You may be familiar with RPN or "Reverse Polish Notation" as a notation that can describe expressions without the need for parentheses. The notation eliminates parentheses by using "postfix" operators after the operands. To evaluate such expressions one uses a stack architecture, such as forms the basis of the PVM machine studied in the course. Examples of RPN expressions are:

3 4 + - equivalent to 3 + 4
3 4 5 + * - equivalent to 3 * (4 + 5)

In many cases an operator is taken to be "binary" - applied to the two preceding operands - but the notation is sometimes extended to incorporate "unary" operators - applied to one preceding operand:

4 sqrt - equivalent to sqrt(4)
5 - - equivalent to -5

Here are two attempts to write grammars describing an RPN expression:

          (G1)     RPN       =     RPN RPN binOp
                                 | RPN unaryOp
                                 | number .
                   binOp     =   "+" | "-" | "*" | "/" .
                   unaryOp   =   "-" | "sqrt" .

and

          (G2)     RPN       =   number REST .
                   REST      =   [ number REST binOp REST | unaryOp ].
                   binOp     =   "+" | "-" | "*" | "/" .
                   unaryOp   =   "-" | "sqrt" .

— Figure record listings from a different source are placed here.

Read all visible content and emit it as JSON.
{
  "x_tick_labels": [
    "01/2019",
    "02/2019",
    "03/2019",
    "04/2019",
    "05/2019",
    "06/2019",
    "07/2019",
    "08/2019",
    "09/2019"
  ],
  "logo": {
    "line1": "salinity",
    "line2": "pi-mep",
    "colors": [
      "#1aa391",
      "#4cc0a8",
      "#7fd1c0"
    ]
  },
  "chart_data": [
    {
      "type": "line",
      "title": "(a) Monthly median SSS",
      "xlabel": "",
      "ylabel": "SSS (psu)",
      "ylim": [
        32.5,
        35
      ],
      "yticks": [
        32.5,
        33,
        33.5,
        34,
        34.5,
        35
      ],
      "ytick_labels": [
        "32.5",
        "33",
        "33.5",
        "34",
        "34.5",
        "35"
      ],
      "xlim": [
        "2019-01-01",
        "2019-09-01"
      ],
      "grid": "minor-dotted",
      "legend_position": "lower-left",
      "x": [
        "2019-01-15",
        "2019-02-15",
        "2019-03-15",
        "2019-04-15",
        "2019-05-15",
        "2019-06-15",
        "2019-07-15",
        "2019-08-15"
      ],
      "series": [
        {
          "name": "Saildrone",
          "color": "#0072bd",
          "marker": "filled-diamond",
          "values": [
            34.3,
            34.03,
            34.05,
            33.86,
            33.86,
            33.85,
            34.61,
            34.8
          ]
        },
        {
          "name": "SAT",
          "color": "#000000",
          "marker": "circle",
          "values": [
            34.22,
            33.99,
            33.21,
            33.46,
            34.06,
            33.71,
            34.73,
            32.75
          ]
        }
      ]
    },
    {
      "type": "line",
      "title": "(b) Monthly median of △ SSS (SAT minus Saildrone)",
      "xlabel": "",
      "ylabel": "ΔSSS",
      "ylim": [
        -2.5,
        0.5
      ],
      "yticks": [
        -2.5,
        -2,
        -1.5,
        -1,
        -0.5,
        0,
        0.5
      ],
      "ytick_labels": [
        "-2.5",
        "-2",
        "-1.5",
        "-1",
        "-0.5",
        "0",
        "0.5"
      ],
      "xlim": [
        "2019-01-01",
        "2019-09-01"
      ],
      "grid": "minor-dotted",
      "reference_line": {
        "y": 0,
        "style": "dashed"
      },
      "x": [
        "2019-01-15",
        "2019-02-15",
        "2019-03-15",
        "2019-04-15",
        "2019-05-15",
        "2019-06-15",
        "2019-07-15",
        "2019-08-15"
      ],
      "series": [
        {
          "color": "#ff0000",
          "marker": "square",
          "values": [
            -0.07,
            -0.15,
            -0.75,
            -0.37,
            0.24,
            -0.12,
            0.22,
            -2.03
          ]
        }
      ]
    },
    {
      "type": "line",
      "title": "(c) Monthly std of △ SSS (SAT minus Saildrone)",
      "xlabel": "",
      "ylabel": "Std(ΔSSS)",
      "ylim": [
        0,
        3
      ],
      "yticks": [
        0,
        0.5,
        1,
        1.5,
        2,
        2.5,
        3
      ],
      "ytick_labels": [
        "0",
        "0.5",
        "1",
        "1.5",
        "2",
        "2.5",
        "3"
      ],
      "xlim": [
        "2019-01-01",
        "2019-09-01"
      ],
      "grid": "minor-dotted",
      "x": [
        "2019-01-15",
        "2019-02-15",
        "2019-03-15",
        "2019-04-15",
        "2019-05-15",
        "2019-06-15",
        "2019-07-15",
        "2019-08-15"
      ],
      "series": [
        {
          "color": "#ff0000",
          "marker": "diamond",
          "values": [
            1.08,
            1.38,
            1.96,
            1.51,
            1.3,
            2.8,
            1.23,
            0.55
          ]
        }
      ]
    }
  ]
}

Are these grammars equivalent? Is either (or both) ambiguous? Do either or both conform to the LL(1) conditions? If not, explain clearly where the rules are broken, and come up with an LL(1) grammar that describes RPN notation, or else explain why it might be necessary to modify the language itself to overcome any problems you have uncovered.

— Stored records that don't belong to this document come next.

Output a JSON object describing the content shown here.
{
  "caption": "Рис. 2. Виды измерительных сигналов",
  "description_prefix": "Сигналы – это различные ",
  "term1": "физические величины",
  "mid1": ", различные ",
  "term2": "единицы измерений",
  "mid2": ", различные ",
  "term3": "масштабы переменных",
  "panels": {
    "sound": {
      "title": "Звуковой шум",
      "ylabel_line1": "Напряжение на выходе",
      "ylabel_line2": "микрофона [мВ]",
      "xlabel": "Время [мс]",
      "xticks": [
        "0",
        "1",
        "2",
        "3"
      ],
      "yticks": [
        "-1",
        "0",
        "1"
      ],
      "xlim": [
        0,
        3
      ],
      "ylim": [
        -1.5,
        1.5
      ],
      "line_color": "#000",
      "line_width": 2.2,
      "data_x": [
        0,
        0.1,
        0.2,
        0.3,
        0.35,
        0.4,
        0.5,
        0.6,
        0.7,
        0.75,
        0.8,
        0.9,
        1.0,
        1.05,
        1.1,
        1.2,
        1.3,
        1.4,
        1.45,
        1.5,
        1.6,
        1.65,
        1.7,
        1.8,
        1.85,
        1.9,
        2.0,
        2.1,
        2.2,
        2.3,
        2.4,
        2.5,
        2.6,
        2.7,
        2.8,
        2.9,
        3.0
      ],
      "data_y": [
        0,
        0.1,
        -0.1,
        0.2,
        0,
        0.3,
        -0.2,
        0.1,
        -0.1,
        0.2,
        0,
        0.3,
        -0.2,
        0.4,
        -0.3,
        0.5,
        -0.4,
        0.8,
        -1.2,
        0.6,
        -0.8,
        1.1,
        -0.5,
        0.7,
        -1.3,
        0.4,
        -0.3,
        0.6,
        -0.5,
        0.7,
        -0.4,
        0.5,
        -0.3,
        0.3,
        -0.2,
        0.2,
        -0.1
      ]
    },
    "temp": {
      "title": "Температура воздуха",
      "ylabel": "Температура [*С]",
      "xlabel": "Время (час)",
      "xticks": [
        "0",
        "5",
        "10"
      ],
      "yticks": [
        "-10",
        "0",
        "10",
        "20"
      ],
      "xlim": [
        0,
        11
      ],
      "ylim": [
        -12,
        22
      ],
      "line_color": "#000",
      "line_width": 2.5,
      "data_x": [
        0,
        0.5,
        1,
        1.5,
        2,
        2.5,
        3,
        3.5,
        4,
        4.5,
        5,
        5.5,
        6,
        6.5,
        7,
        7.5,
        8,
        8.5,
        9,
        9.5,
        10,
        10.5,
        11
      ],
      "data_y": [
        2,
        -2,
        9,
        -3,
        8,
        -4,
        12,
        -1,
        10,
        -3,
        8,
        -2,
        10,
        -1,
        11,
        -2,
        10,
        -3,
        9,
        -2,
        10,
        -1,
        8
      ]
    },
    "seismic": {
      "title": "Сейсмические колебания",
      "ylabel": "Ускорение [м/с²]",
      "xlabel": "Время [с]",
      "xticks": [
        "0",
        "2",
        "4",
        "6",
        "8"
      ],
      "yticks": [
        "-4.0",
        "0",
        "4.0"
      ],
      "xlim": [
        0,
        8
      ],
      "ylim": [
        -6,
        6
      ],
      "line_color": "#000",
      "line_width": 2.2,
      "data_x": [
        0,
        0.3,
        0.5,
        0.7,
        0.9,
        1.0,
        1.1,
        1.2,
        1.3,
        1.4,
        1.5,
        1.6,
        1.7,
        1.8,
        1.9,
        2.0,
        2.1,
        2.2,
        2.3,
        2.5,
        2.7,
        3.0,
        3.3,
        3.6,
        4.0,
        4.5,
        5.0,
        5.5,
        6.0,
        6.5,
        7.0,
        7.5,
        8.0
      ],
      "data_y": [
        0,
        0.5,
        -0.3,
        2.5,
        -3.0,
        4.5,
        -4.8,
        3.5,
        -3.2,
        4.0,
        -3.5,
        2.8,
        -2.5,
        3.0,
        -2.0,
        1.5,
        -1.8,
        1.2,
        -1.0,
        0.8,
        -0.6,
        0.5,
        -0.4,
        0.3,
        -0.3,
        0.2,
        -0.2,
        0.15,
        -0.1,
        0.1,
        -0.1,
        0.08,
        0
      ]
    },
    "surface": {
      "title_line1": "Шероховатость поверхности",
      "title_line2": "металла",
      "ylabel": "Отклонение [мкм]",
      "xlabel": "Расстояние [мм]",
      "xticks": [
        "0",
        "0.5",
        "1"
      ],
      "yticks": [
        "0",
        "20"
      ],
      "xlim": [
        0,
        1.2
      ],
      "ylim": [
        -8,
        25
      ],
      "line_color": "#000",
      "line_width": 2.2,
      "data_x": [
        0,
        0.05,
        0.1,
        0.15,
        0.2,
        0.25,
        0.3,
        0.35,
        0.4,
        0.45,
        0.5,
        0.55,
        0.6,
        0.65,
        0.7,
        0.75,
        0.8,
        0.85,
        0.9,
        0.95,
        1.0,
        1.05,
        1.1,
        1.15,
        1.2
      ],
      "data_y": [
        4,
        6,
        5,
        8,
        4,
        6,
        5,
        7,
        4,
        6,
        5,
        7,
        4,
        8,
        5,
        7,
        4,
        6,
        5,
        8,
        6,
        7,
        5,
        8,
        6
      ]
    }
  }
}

Hand in sheet: - Available in the kit in the ASCII file HANDIN.TXT if you prefer

Task 1 - Meet the family What form does your grammar take when you eliminate the meta-brackets? Which, if any, productions break the LL(1) rules, and why? Can you find an equivalent grammar that does obey the LL(1) constraints? If so, give it. If not, explain why you think it canot be done. Task 2 - Expressions - again Is this an ambiguous grammar? If so, why? is it an LL(1) grammar? If not, why not, and can you find a suitable grammar that is LL(1)? Task 3 - Palindromes Does grammar 1 describe palindromes? If not, why not? Is it an LL(1) grammar? If not, why not? Does grammar 2 describe palindromes? If not, why not? Is it an LL(1) grammar? If not, why not? Does grammar 3 describe palindromes? If not, why not? Is it an LL(1) grammar? If not, why not? Does grammar 4 describe palindromes? If not, why not? Is it an LL(1) grammar? If not, why not? Can you find a better grammar to describe palindromes? If so, give it, if not, explain why not. Task 4 Which of the following statements are true? Justify your answers. (a) An LL(1) grammar cannot be ambiguous. (b) A non-LL(1) grammar must be ambiguous. (c) An ambiguous language cannot be described by an LL(1) grammar. (d) It is possible to find an LL(1) grammar to describe any non-ambiguous language.